Biowreck Check – IBB, XBI

by riskreversal October 21, 2016 3:22 pm • Trade Ideas

Biotech stocks have been a disaster so far in 2016, with Nasdaq Biotech etf IBB down 20% ytd, and down 34% from its all time highs (in August 2015), and S&P Biotech etf XBI down 15% ytd and down 34% from its all time highs made in July 2015.

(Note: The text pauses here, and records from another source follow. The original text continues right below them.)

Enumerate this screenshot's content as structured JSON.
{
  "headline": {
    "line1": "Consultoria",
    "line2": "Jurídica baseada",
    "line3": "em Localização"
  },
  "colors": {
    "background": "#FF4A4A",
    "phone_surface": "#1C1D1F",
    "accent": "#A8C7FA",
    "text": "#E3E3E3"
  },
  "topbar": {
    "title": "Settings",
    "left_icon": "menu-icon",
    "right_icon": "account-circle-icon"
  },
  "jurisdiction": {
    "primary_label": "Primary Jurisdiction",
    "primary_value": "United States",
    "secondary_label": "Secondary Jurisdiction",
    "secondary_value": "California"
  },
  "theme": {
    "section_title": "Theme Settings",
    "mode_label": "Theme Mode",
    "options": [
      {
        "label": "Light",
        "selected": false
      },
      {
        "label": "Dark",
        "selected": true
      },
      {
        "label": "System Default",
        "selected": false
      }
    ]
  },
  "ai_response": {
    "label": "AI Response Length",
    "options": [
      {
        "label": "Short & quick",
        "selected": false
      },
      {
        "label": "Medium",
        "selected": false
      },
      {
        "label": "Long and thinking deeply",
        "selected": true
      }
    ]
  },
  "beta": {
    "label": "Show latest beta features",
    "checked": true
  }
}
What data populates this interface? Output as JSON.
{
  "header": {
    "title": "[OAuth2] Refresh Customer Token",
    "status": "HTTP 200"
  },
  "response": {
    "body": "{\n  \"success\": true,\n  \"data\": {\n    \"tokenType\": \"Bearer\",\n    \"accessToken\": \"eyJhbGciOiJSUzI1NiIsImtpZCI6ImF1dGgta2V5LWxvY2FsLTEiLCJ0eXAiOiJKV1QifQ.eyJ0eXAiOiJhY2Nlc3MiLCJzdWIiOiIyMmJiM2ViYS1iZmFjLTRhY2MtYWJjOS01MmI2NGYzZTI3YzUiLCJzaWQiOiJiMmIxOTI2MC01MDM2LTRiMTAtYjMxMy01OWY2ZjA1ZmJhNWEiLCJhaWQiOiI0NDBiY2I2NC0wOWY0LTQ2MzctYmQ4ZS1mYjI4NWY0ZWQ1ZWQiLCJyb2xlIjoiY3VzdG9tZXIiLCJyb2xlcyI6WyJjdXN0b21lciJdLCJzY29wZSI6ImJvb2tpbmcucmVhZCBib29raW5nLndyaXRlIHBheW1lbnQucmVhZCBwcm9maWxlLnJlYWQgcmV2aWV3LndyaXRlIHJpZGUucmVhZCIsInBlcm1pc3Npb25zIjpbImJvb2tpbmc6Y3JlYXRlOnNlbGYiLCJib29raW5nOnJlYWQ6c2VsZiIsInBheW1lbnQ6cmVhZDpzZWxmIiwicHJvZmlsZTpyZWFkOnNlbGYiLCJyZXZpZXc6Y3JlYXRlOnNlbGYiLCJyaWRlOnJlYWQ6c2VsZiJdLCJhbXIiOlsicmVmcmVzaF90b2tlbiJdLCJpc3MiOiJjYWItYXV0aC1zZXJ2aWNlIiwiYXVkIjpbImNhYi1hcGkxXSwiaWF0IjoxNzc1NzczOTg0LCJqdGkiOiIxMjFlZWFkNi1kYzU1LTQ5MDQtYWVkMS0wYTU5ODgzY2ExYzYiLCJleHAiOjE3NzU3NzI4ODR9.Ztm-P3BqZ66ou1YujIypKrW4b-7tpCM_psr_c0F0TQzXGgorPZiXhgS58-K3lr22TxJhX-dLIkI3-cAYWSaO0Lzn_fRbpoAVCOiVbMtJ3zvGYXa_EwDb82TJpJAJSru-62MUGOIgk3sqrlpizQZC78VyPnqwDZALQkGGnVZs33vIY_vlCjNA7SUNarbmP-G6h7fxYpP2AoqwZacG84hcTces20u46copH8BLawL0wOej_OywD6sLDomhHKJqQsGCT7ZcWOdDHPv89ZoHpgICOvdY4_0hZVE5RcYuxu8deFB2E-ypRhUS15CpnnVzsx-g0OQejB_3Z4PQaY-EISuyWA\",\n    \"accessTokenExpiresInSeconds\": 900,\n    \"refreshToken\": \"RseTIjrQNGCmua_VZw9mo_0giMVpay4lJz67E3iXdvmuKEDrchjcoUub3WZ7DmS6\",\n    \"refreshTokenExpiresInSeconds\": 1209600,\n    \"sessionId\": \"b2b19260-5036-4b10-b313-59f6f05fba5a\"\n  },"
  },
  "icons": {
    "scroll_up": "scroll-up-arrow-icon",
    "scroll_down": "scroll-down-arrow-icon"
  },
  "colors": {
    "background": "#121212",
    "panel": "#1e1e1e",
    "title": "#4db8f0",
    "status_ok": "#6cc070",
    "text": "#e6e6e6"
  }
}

For the better part of 2016, the IBB has traded in a very well defined range between $240 on the downside and $300 on the upside:

IBB 1yr chart from Bloomberg
IBB 1yr chart from Bloomberg

The price action in the XBI is a bit more constructive up about 36% from its 52 week lows made in February, vs the IBB up only 12% since its Feb lows. Most importantly, despite having sold off $10 in the last month, XBI remains in a well defined uptrend from its 52 week lows:

XBI 1yr chart from Bloomberg
XBI 1yr chart from Bloomberg

The sector is clearly spooked by the increasingly likely prospect of Hillary Clinton winning the Presidency, the Democrats winning back the Senate and even the outside chance of taking back the House (the House is unlikely but possible). The sector is pricing in a lot of bad news already given the bi-partisan focus on drug pricing and the potential for increased regulation, especially under a Democratic White House and Senate. But I will say this, while Secretary Clinton has talked (and tweeted) tough on drug pricing, she is NOT Elizabeth Warren. I can see a scenario where drug stocks rally no matter what the outcome is in November once it’s clear regulation will be relatively minor.

Short dated options prices reflect investor unease, with 30 day at the money implied volatility in the XBI at 39% (blue below, the price of options), despite 30 day realized volatility (white below, how much the etf has been moving) at 30%, very near the lows of 2016:

From Bloomberg
From Bloomberg

If I were inclined to play for a bounce in Biotech stocks I might look to express this view in the XBI for a couple of reasons. First the relative out-performance to the IBB, and the more evenly waited nature of the etf, with no one stock making up more than 5%, with most weighted between 2 and 3%.

Options prices are high, and after the election I suspect they abate a bit. To put the implied movement between now and Jan expiration in the XBI in some context, with the etf just below $60, the Jan17 60 straddle (the call premium + the put premium) is offered at $9, if you bought that and thus the implied movement in the XBI, you would need a move above $69, or below $51 to make money, or about 15% in either direction.  For more context, the etf that tracks the S&P 500, the SPY, at $214, its Jan17 214 straddle is offered at $11, or about 5% of its underlying price, 3x that of the XBI!

If I were inclined to play for a bounce back to the recent highs in the XBI, I would look past the election, and into the new year, actually to the Presidential Inauguration on January 20th.

Trade: XBI ($59.85) Buy Jan 60 / 75 call spread for $4

-Buy 1 Jan17 60 call for $4.40

-Sell 1 Jan17 75 call at 40 cents

Break-Even on Jan17 expiration:

Profits of up to $11 between $64 and $75, max gain above $75

Losses of up to $4 between $60 and $64, with max loss of $4 below $60, or 6.5% of the etf price.

Rationale:  The etf is priced for movement, I suspect we get some, and maybe it continues to be weak into the election, but I think there is a far better chance that the next $10 are higher than lower given how poor sentiment is, and current investor positioning.

OR

While Straight call spreads are easier to trade and to understand risk reward, we also like call butterflies, to offset the potential hit to options prices after the election, and minimize premium at risk. 

Trade: XBI ($59.85) Buy Jan 60 / 70 / 80 call butterfly for $2.50

-Buy 1 Jan17 60 call for $4.40

-Sell 2 Jan17 70 call at $1 each or $2 total

-Buy 1 Jan17 80 call for 10 cents

Break-Even on Jan17 expiration:

Profits of up to $7.50 between $62.50 and $77.50 with max gain of $7.50 at $70

Losses of up to $2.50 between $60 and $62.50 & between $77.50 and $80, with max loss of $2.50 below $60, or above $80

Rationale: We would probably lean towards the Call Butterfly as the trade could be fairly binary and we think it makes sense to limit the premium at risk given the high levels of implied volatility and the uncertainty about the sector and its reaction to the election.